Once Ruby finished her commentary on what she thought of Torie she then said, annoyed “Well now I have to go to the bathroom.” “SHE made me have to go to the bathroom. Can you get my wheelchair and take me?” I knew that Ruby was bedridden and had a catheter. This was going to be a delicate conversation. “No Ruby, I am not allowed to take you since I am just a volunteer.” Quick thinking on my part. “They fixed things up so that you don’t have to get up and down and back and forth going to the restroom.” I was trying to be as vague as possible because I was just not sure “how this was gonna go down.” You can go, I will turn my head.” “IN THE BED!?” she asked with that maniacal, angry face that would periodically make an appearance. “Yes” I said.
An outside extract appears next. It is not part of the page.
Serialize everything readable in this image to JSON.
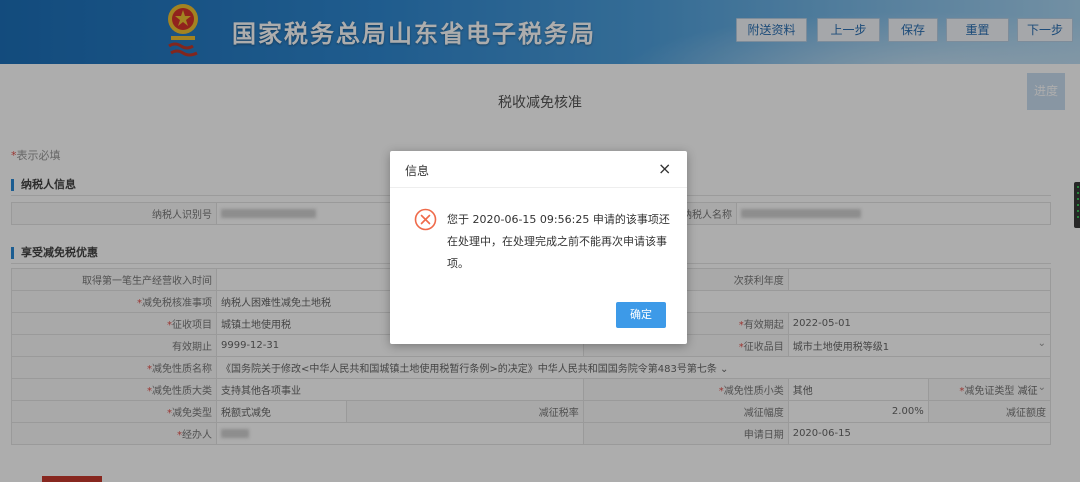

She looked at me with disdain, in disbelief, with her mouth hanging open and her baby blues on the edge of jumping out of their sockets. With her parched mouth agape and our eyes fixated on one another's, I suddenly started to “sniff, sniff. “ As I began to recognize that familiar rancid scent, Ruby’s snarl suddenly turned into one of the biggest smiles that I had ever seen her flash. She knew that I was aware of her latest accomplishment. I burst out laughing and so did Ruby. A nurse came in to check on us and see what all the “racket” was about. They were not used to laughter escaping from Room 231. “Everything is fine.” I assured her. As the nurse left Ruby’s room, we both burst out laughing again for a few more minutes. Tears were streaming down my face with joy, sadness, gratitude, heartache and amazement at this moment of human sharing, who I came to love dearly over the next six months or so, until she passed away. She taught me how to see through all the external distractions and bore right down to the soul of a person—their essence. I am forever grateful for our meeting and can still hear her cackle now and then as I continue on my own journey to my “forever home.”